Every year, 300,000 Americans with appendicitis are rushed into emergency surgery. Most are told that if the appendix is not immediately removed, it will burst — with potentially fatal consequences.
But now some doctors say there may another option: antibiotics.
Five small studies from Europe, involving a total of 1,000 patients, indicate that antibiotics can cure some patients with appendicitis; about 70 percent of those who took the pills did not require surgery. Those who wound up having an appendectomy after trying antibiotics first did not face any more complications that those who had surgery immediately.
“These studies seem to indicate that antibiotics can cure appendicitis in many patients,” said Dr. David Talan, a specialist in emergency medicine and infectious diseases at the University of California, Los Angeles. “You at least have the chance of avoiding surgery altogether.”
Talan and other researchers are planning a large clinical trial to compare people with appendicitis who receive antibiotics or surgery. By suggesting an antibiotic alternative, the researchers are bucking long-standing medical tradition.
Surgical treatment for appendicitis began in the 1880s, when surgery itself was something of a new idea.
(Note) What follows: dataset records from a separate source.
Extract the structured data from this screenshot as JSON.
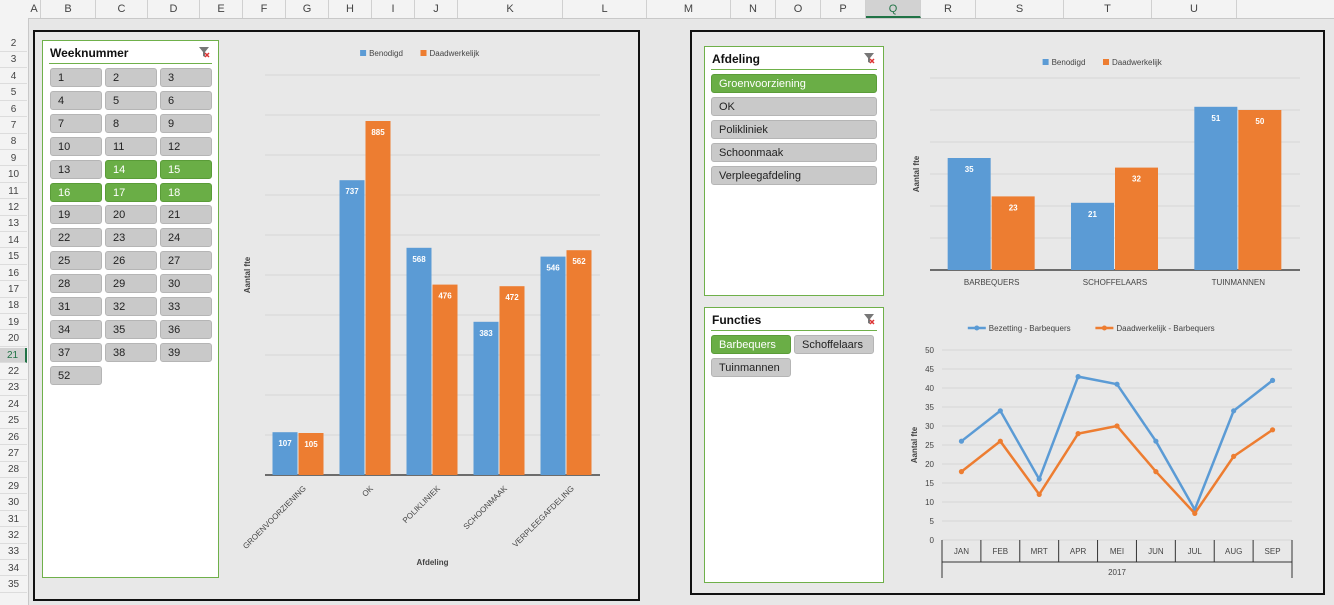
{
  "spreadsheet": {
    "name_box": "A",
    "columns": [
      "B",
      "C",
      "D",
      "E",
      "F",
      "G",
      "H",
      "I",
      "J",
      "K",
      "L",
      "M",
      "N",
      "O",
      "P",
      "Q",
      "R",
      "S",
      "T",
      "U"
    ],
    "selected_column": "Q",
    "rows": [
      "2",
      "3",
      "4",
      "5",
      "6",
      "7",
      "8",
      "9",
      "10",
      "11",
      "12",
      "13",
      "14",
      "15",
      "16",
      "17",
      "18",
      "19",
      "20",
      "21",
      "22",
      "23",
      "24",
      "25",
      "26",
      "27",
      "28",
      "29",
      "30",
      "31",
      "32",
      "33",
      "34",
      "35"
    ],
    "selected_row": "21"
  },
  "slicers": {
    "week": {
      "title": "Weeknummer",
      "items": [
        {
          "label": "1",
          "on": false
        },
        {
          "label": "2",
          "on": false
        },
        {
          "label": "3",
          "on": false
        },
        {
          "label": "4",
          "on": false
        },
        {
          "label": "5",
          "on": false
        },
        {
          "label": "6",
          "on": false
        },
        {
          "label": "7",
          "on": false
        },
        {
          "label": "8",
          "on": false
        },
        {
          "label": "9",
          "on": false
        },
        {
          "label": "10",
          "on": false
        },
        {
          "label": "11",
          "on": false
        },
        {
          "label": "12",
          "on": false
        },
        {
          "label": "13",
          "on": false
        },
        {
          "label": "14",
          "on": true
        },
        {
          "label": "15",
          "on": true
        },
        {
          "label": "16",
          "on": true
        },
        {
          "label": "17",
          "on": true
        },
        {
          "label": "18",
          "on": true
        },
        {
          "label": "19",
          "on": false
        },
        {
          "label": "20",
          "on": false
        },
        {
          "label": "21",
          "on": false
        },
        {
          "label": "22",
          "on": false
        },
        {
          "label": "23",
          "on": false
        },
        {
          "label": "24",
          "on": false
        },
        {
          "label": "25",
          "on": false
        },
        {
          "label": "26",
          "on": false
        },
        {
          "label": "27",
          "on": false
        },
        {
          "label": "28",
          "on": false
        },
        {
          "label": "29",
          "on": false
        },
        {
          "label": "30",
          "on": false
        },
        {
          "label": "31",
          "on": false
        },
        {
          "label": "32",
          "on": false
        },
        {
          "label": "33",
          "on": false
        },
        {
          "label": "34",
          "on": false
        },
        {
          "label": "35",
          "on": false
        },
        {
          "label": "36",
          "on": false
        },
        {
          "label": "37",
          "on": false
        },
        {
          "label": "38",
          "on": false
        },
        {
          "label": "39",
          "on": false
        },
        {
          "label": "52",
          "on": false
        }
      ]
    },
    "afdeling": {
      "title": "Afdeling",
      "items": [
        {
          "label": "Groenvoorziening",
          "on": true
        },
        {
          "label": "OK",
          "on": false
        },
        {
          "label": "Polikliniek",
          "on": false
        },
        {
          "label": "Schoonmaak",
          "on": false
        },
        {
          "label": "Verpleegafdeling",
          "on": false
        }
      ]
    },
    "functies": {
      "title": "Functies",
      "items": [
        {
          "label": "Barbequers",
          "on": true
        },
        {
          "label": "Schoffelaars",
          "on": false
        },
        {
          "label": "Tuinmannen",
          "on": false
        }
      ]
    }
  },
  "colors": {
    "benodigd": "#5b9bd5",
    "daadwerkelijk": "#ed7d31",
    "selected": "#6aae46",
    "unselected": "#c9c9c9"
  },
  "chart_data": [
    {
      "type": "bar",
      "legend": [
        "Benodigd",
        "Daadwerkelijk"
      ],
      "legend_position": "top",
      "categories": [
        "GROENVOORZIENING",
        "OK",
        "POLIKLINIEK",
        "SCHOONMAAK",
        "VERPLEEGAFDELING"
      ],
      "series": [
        {
          "name": "Benodigd",
          "values": [
            107,
            737,
            568,
            383,
            546
          ]
        },
        {
          "name": "Daadwerkelijk",
          "values": [
            105,
            885,
            476,
            472,
            562
          ]
        }
      ],
      "xlabel": "Afdeling",
      "ylabel": "Aantal fte",
      "ylim": [
        0,
        1000
      ],
      "grid": true
    },
    {
      "type": "bar",
      "legend": [
        "Benodigd",
        "Daadwerkelijk"
      ],
      "legend_position": "top",
      "categories": [
        "BARBEQUERS",
        "SCHOFFELAARS",
        "TUINMANNEN"
      ],
      "series": [
        {
          "name": "Benodigd",
          "values": [
            35,
            21,
            51
          ]
        },
        {
          "name": "Daadwerkelijk",
          "values": [
            23,
            32,
            50
          ]
        }
      ],
      "xlabel": "",
      "ylabel": "Aantal fte",
      "ylim": [
        0,
        60
      ],
      "grid": true
    },
    {
      "type": "line",
      "legend": [
        "Bezetting - Barbequers",
        "Daadwerkelijk - Barbequers"
      ],
      "legend_position": "top",
      "categories": [
        "JAN",
        "FEB",
        "MRT",
        "APR",
        "MEI",
        "JUN",
        "JUL",
        "AUG",
        "SEP"
      ],
      "group_label": "2017",
      "series": [
        {
          "name": "Bezetting - Barbequers",
          "values": [
            26,
            34,
            16,
            43,
            41,
            26,
            8,
            34,
            42
          ]
        },
        {
          "name": "Daadwerkelijk - Barbequers",
          "values": [
            18,
            26,
            12,
            28,
            30,
            18,
            7,
            22,
            29
          ]
        }
      ],
      "ylabel": "Aantal fte",
      "yticks": [
        "0",
        "5",
        "10",
        "15",
        "20",
        "25",
        "30",
        "35",
        "40",
        "45",
        "50"
      ],
      "ylim": [
        0,
        50
      ],
      "grid": true
    }
  ]
}
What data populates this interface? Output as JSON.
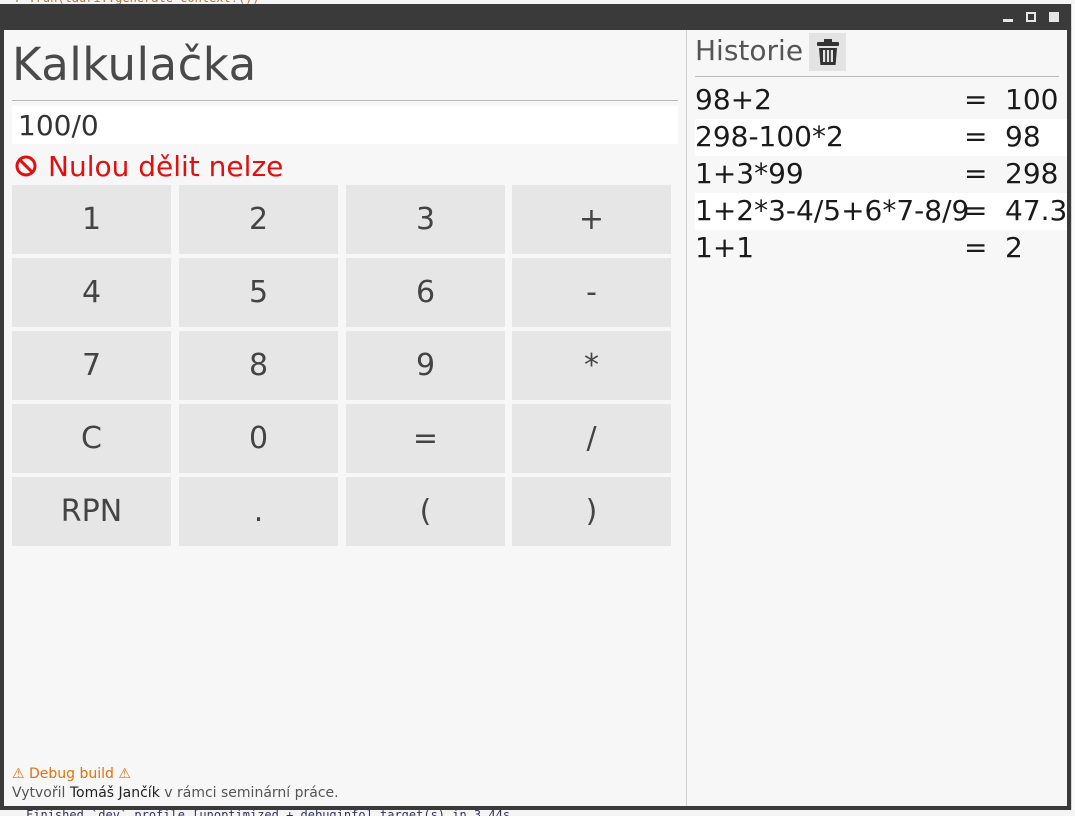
{
  "window": {
    "title": "Kalkulačka"
  },
  "calculator": {
    "title": "Kalkulačka",
    "input_value": "100/0",
    "error_message": "Nulou dělit nelze",
    "keys": [
      [
        "1",
        "2",
        "3",
        "+"
      ],
      [
        "4",
        "5",
        "6",
        "-"
      ],
      [
        "7",
        "8",
        "9",
        "*"
      ],
      [
        "C",
        "0",
        "=",
        "/"
      ],
      [
        "RPN",
        ".",
        "(",
        ")"
      ]
    ]
  },
  "footer": {
    "debug": "⚠ Debug build ⚠",
    "credit_prefix": "Vytvořil",
    "credit_author": "Tomáš Jančík",
    "credit_suffix": "v rámci seminární práce."
  },
  "history": {
    "title": "Historie",
    "items": [
      {
        "expression": "98+2",
        "equals": "=",
        "result": "100"
      },
      {
        "expression": "298-100*2",
        "equals": "=",
        "result": "98"
      },
      {
        "expression": "1+3*99",
        "equals": "=",
        "result": "298"
      },
      {
        "expression": "1+2*3-4/5+6*7-8/9",
        "equals": "=",
        "result": "47.3"
      },
      {
        "expression": "1+1",
        "equals": "=",
        "result": "2"
      }
    ]
  },
  "colors": {
    "error": "#e01010",
    "debug": "#e5700b",
    "key_bg": "#e6e6e6",
    "titlebar": "#3a3a3a"
  },
  "icons": {
    "error": "prohibited-icon",
    "clear_history": "trash-icon",
    "window_controls": [
      "minimize-icon",
      "maximize-icon",
      "close-icon"
    ]
  }
}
Doctors struggled to figure out which patients to operate on, because the procedure was dangerous and they knew some patients would get better without it.
As surgery and anesthesia improved, however, the appendectomy became the treatment of choice. According to the medical thinking of the day, it made sense.
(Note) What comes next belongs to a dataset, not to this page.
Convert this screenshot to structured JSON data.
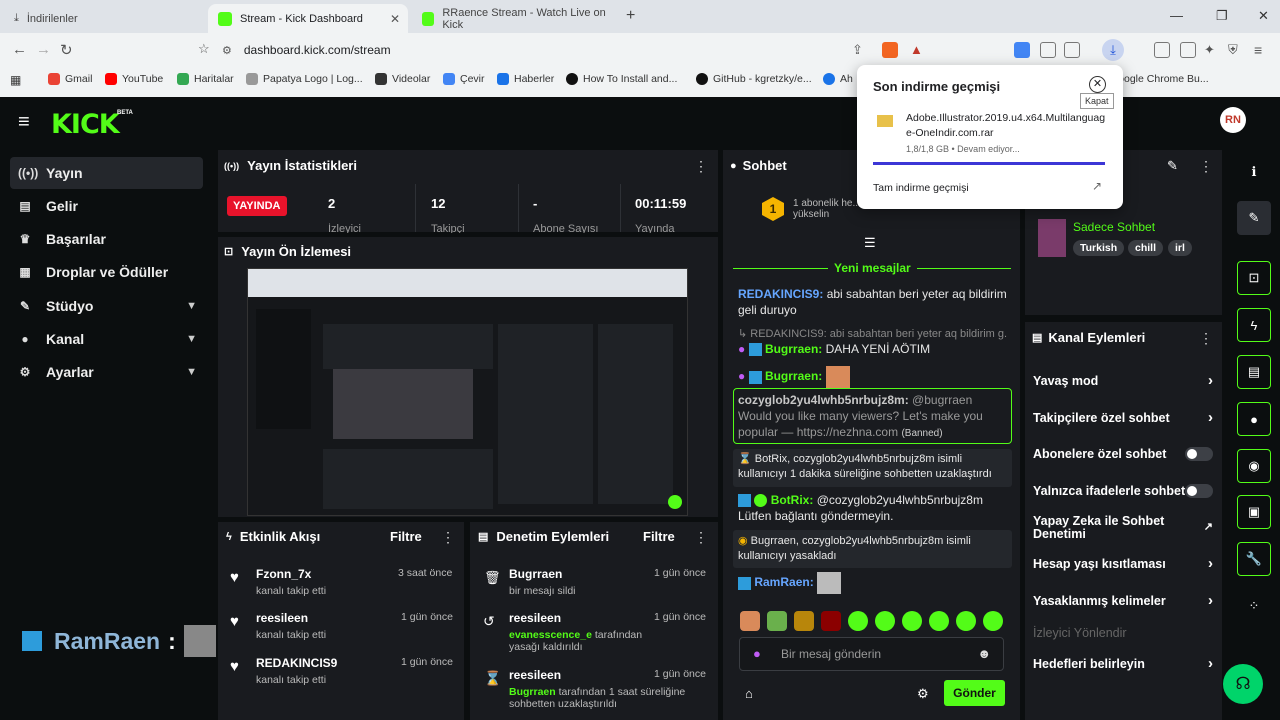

For years, doctors thought the appendix — a tiny worm-shaped tube that hangs off the right side of the colon — became inflamed because it was blocked by a small piece of hardened feces. As it turns out, though, the vast majority of people with appendicitis do not have such a blockage.
“No one knows what causes appendicitis,” said Dr. James Barone, a retired chairman of surgery at Stamford Hospital in Connecticut and Lincoln Hospital in the Bronx.
And an inflamed appendix is not, as most people think, a ticking time bomb. While perforation occurs in 15 to 25 percent of patients, researchers hypothesize that those who get perforations may have a predisposing immune response or infection with certain kinds of bacteria. In others, appendicitis goes away on its own.
But surprising as antibiotics might seem, this is not the first time they have emerged as a possible alternative to an appendectomy.
When antibiotics became available in the 1940s and ’50s, doctors in England began giving them to patients with appendicitis, reporting excellent results. During the Cold War, when American sailors spent six months or more on nuclear submarines prohibited from surfacing, those who developed appendicitis were given antibiotics.
“Those submariners did great, and no deaths or complications were reported,” said Dr. David Flum, a surgeon at the University of Washington.
But that did not put a dent in the perception that surgery was the treatment of choice. In 1961, a Russian doctor stationed in Antarctica, Leonid Rogozov, went so far as to cut out his own appendix when it became inflamed. “I work mainly by touch. The bleeding is quite heavy, but I take my time,” he wrote in his journal.
The planned clinical trial pitting antibiotics against surgery will attempt to answer important questions. Are antibiotics as good as surgery in curing appendicitis? Could they do so at less cost, avoiding a hospitalization afterward? How often does appendicitis recur after a person is treated with antibiotics? Will patients successfully treated with antibiotics later rush to the emergency room every time they feel abdominal pain?
It’s not even clear how the drugs should be administered.
In the European trials, patients had a day or two of intravenous infusions at a hospital, then went home to take a week of pills. But, Talan said, there are now long-acting intravenous antibiotics that may permit some patients to simply visit a doctor for a couple of days, and then take pills — while avoiding hospitalization.
There is already a debate over whether to tell patients about the antibiotic option, and if so, which patients to tell.
Dr. Giana Davidson, a general surgeon at the University of Washington, will discuss antibiotics with patients who ask, but has qualms about drugs as a treatment option.
“We don’t have the answers to questions that matter to patients,” Davidson said. “What are the chances of it coming back? When I get belly pain, what should make me come back to the hospital?”
“I just have a lot of hesitation on my side to go away from a 30-minute operation that cures them for the rest of their lives,” she added.